For decades, the administration in the White House has implemented its policy in part through federal regulations. In recent years, the OMB Office of Information and Regulatory Affairs has been one instrument used for this purpose by both Democratic and Republican administrations.

OIRA operates in a remarkably open and transparent manner. This open and transparent method of implementing policy is preferable and superior to secret ‘midnight calls’ from the White House to agency staff.

Consequently, we are baffled by the criticism of OIRA contained in the Environmental Law Forum article “The Bottleneck.” The crux of this article is that OIRA is too open and transparent, and that its open-door policy has been disproportionately used by ‘industry groups.’

The article complains that,

OIRA has adopted perhaps the most extreme open-door policy in Washington with respect to rulemaking proposals, agreeing to meet with anyone who asks for such an audience, whether or not the originating agency has officially submitted the matter for review.
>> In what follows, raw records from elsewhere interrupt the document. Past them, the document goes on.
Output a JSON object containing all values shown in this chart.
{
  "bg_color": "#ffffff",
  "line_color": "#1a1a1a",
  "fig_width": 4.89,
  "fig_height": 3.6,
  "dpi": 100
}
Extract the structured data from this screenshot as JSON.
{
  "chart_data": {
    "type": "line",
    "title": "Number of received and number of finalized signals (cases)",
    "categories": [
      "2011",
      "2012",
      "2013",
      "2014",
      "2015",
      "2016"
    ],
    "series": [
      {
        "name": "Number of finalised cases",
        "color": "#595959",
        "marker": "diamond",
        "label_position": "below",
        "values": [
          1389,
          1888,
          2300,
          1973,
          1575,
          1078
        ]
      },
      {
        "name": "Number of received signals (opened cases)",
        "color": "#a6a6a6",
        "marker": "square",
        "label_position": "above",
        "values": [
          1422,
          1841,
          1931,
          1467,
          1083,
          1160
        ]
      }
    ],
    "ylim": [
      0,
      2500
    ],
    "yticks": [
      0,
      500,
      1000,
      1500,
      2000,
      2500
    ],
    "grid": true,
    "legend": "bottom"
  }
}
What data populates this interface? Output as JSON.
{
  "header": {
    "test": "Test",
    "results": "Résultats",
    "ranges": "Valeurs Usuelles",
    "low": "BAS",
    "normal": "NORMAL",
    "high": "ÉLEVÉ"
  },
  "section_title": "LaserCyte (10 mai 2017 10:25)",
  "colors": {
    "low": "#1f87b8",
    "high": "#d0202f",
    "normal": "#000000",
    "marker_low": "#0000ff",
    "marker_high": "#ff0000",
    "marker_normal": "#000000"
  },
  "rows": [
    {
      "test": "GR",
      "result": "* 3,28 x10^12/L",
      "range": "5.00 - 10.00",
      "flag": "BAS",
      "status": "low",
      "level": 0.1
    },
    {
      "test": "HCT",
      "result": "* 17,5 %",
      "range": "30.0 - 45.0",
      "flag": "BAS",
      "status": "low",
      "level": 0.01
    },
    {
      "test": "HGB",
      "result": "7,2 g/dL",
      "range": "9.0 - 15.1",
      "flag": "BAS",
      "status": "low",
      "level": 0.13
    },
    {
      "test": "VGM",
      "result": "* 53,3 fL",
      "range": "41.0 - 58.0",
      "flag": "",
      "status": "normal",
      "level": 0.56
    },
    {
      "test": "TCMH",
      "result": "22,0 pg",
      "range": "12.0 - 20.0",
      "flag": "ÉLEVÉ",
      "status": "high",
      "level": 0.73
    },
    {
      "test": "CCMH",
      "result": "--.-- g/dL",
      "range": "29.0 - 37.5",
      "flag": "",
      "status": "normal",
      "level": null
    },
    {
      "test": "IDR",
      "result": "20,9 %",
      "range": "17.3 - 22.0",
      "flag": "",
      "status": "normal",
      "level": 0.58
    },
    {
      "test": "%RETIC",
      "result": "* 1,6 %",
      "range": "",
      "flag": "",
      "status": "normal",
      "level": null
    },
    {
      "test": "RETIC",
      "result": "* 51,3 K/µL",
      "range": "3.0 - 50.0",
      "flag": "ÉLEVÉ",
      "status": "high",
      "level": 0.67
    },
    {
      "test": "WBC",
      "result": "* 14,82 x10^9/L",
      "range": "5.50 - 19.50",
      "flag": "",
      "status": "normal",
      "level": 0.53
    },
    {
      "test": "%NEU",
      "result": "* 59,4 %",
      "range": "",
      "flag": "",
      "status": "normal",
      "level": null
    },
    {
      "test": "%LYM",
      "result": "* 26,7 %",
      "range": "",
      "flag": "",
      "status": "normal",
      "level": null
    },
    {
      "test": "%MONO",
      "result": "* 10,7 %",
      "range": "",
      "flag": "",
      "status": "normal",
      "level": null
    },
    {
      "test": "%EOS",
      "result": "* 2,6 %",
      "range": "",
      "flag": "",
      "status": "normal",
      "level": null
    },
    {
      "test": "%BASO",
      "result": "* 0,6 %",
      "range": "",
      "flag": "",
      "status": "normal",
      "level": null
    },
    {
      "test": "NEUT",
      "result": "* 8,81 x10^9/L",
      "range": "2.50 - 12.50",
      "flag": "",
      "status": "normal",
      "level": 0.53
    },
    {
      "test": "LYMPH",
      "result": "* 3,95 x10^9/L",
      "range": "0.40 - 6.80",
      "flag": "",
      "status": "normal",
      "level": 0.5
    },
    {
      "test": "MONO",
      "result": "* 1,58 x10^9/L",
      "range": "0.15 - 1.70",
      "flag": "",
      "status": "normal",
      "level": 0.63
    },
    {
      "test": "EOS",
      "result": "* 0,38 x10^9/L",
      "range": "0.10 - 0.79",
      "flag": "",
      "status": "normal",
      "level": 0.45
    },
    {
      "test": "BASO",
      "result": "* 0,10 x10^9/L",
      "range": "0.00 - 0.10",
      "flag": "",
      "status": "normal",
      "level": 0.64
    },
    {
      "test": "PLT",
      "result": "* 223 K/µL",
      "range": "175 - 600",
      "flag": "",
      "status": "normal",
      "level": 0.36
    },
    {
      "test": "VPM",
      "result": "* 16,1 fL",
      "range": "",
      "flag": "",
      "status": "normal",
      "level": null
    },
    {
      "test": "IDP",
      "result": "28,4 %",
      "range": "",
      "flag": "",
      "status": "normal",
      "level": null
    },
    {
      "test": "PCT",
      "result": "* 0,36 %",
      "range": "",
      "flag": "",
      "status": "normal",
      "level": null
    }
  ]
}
It insists that it is required by EO 12,866 to sit down with all comers. This assertion is a blatant misreading because nothing in the executive order requires such a policy; it merely requires OIRA to make certain disclosures when it does meet with individuals from outside the executive branch

Equal access to OIRA does not produce balanced participation. Over the last decade, 65 percent of the 5,759 participants who met with OIRA represented industry interests – about five times the number appearing on behalf of public interest groups.

This article was co-authored by Rena Steinzor, a Professor at the University of Maryland’s Carey School of Law who also serves as President of the Center for Progressive Reform and by Michael Patoka, a third-year student at the Carey School of Law and a Summer Policy Analyst at the Center for Progressive Reform.  In the article, the authors recommend some changes in OIRA’s current practice, including the following, “The office should terminate its practice of meeting with any and all outside parties, repetitively.”

If some non-industry interest groups do not use the open and transparent OIRA process, then the fault lies with those groups, not with the process, and not all of these groups are at fault.

According to this article, four “environmental groups” were among the ten private entities who met most often with OIRA. The Natural Resources Defense Counsel ranked second in number of meetings. CRE does not understand CPR apaprently favors restricting NRDC’s access to OIRA and strongly supports and applauds OIRA’s long-standing, non-partisan open door policy.

The White House administration in power will use federal regulations to help implement its policies. The balanced, open and transparent OIRA process is much more in the public interest than the inevitable alternative, which is secrecy and unequal access.